Wildlebende Schimpansen doch nicht immun gegen AIDS
Simiane Immundefizienzviren (SIV) verursachen in ihren natürlichen Wirten, den afrikanischen Primaten, zwar eine Infektion, jedoch kein AIDS – so dachte man bislang. Aber nun hat eine Forschergruppe nachgewiesen, dass freilebende, mit SIVcpz (cpz von chimpanzees)
infizierte Schimpansen doch an AIDS erkranken können.
In Afrika gibt es mehr als 40 verschiedene SI-Viren, mit denen wildlebende afrikanische Primaten infiziert sein können. HIV-1 und HIV-2 haben sich aus zwei dieser SI-Viren entwickelt, mit den für den Menschen bekannten Folgen der Immunschwäche AIDS. Fast zehn Jahre lang untersuchten die Wissenschaftler im Gombe-Nationalpark in Tansania (dem Forschungsgebiet der Ethnologin Jane Godall) Kot und Urin der dort lebenden 94 Schimpansen. Insgesamt 17 dieser Primaten waren mit dem SIVcpz infiziert, dem direkten Vorläufer von HIV-1. Im Vergleich zu den nicht-infizierten Schimpansen, hatten die mit SIVcpz-infizierten ein 10-16-fach höheres Risiko zu sterben. Die infizierten Weibchen bekamen weniger Nachwuchs und die Nachkommen starben eher. Die SIVcpz-Infektion war mit einer fortschreitenden Abnahme der CD4-Zellzahl und Immundeaktivierung als Zeichen einer pathogenetischen HIVInfektion assoziiert.
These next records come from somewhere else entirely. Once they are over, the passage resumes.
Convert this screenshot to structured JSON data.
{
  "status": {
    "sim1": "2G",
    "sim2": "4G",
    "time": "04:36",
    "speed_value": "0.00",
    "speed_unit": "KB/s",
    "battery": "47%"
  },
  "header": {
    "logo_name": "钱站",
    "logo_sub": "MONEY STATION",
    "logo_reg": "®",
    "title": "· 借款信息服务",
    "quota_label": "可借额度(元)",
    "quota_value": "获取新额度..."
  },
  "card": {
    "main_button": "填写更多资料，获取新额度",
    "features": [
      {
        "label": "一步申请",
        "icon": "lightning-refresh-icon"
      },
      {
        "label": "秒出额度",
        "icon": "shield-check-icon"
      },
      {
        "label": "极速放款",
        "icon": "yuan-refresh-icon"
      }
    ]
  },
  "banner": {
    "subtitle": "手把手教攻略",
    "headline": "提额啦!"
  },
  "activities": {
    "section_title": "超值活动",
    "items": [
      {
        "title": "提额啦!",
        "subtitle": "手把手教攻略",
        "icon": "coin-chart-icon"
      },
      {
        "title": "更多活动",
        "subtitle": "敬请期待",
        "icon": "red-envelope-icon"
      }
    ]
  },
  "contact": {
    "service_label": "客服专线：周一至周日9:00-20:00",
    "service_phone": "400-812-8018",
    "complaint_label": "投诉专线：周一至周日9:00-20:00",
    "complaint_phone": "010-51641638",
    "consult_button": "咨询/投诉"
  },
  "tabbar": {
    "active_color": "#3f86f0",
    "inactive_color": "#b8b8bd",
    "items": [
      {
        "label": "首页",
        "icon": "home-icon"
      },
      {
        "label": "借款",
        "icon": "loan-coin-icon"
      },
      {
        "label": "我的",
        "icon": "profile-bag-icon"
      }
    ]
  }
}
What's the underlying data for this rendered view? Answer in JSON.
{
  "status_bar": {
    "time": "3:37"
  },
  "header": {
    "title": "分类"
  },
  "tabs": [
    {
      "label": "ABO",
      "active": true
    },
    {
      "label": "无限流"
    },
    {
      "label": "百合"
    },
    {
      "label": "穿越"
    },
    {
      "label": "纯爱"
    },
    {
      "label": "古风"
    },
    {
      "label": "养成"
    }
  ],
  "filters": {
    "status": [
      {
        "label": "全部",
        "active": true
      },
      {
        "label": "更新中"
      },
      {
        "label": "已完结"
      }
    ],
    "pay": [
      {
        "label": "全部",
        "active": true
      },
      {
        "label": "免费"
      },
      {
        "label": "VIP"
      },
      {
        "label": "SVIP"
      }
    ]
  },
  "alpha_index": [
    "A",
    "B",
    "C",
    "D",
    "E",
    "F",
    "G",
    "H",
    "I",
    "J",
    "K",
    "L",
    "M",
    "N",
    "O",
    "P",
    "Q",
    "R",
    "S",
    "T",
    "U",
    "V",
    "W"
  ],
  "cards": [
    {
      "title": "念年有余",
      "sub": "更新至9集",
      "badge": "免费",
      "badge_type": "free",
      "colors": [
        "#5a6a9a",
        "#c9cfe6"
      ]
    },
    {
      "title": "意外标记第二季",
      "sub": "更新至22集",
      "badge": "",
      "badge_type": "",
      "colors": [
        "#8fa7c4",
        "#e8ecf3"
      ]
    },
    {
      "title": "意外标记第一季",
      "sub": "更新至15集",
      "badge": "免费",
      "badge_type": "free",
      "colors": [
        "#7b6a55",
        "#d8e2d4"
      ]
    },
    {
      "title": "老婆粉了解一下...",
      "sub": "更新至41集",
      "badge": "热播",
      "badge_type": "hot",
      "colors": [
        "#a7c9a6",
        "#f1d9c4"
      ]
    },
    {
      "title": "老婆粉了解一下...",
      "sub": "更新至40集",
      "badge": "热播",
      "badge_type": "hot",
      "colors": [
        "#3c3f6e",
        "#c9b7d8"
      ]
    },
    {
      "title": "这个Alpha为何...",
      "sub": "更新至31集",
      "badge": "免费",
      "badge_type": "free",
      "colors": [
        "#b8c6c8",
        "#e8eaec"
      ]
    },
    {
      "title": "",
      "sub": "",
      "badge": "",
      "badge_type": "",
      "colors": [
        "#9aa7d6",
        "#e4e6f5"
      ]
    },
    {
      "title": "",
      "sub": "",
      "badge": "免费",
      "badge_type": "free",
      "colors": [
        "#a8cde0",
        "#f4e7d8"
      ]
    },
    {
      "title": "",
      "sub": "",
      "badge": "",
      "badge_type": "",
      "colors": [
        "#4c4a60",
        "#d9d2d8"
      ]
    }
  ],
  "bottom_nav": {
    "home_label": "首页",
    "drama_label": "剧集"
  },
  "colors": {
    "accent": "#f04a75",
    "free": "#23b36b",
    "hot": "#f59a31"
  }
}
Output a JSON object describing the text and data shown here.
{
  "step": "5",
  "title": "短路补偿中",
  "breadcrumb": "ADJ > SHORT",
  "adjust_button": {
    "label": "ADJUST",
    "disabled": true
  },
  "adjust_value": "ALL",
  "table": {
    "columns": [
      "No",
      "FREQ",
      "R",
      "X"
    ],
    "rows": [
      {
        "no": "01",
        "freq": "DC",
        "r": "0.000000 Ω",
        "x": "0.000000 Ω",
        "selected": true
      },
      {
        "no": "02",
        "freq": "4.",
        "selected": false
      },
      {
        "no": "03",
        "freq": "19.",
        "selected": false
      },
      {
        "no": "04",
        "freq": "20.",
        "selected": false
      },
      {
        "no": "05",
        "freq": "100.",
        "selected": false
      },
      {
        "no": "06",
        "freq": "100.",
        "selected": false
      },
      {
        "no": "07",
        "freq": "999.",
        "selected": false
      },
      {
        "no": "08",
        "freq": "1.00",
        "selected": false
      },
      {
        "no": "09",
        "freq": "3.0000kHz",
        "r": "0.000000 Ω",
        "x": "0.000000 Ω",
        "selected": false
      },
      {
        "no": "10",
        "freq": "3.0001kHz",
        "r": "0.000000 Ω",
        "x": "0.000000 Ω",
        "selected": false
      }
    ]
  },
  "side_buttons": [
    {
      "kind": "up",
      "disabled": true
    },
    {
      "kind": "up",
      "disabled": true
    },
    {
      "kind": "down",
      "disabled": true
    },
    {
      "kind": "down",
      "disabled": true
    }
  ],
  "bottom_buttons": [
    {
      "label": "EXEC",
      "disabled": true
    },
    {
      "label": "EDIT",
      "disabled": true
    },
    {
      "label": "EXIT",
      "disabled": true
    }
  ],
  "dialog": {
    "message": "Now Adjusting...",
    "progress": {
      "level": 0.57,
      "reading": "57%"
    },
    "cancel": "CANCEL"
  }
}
Autopsien toter infizierter Schimpansen ergaben
histopathologische Befunde wie beim Endstadium AIDS. Anders als SIVcpz infiziert der direkte Vorläufer von HIV-2, das SIVsm der Rauchgrau-Mangaben (Sooty mangabey; gehören zur Familie der Meerkatzen) zwar seinen Wirt, die Infektion verläuft bei ihnen jedoch asymptomatisch. Die Forschergruppe kann jetzt die Immundefizienz-Viren in zwei nahe verwandten Arten untersuchen und hofft, dass sie neue Erkenntnisse über virale Faktoren und Wirtsfaktoren gewinnt, die erklären, warum die Progression von bzw. die Immunantwort auf HIV und SIV so unterschiedlich ist.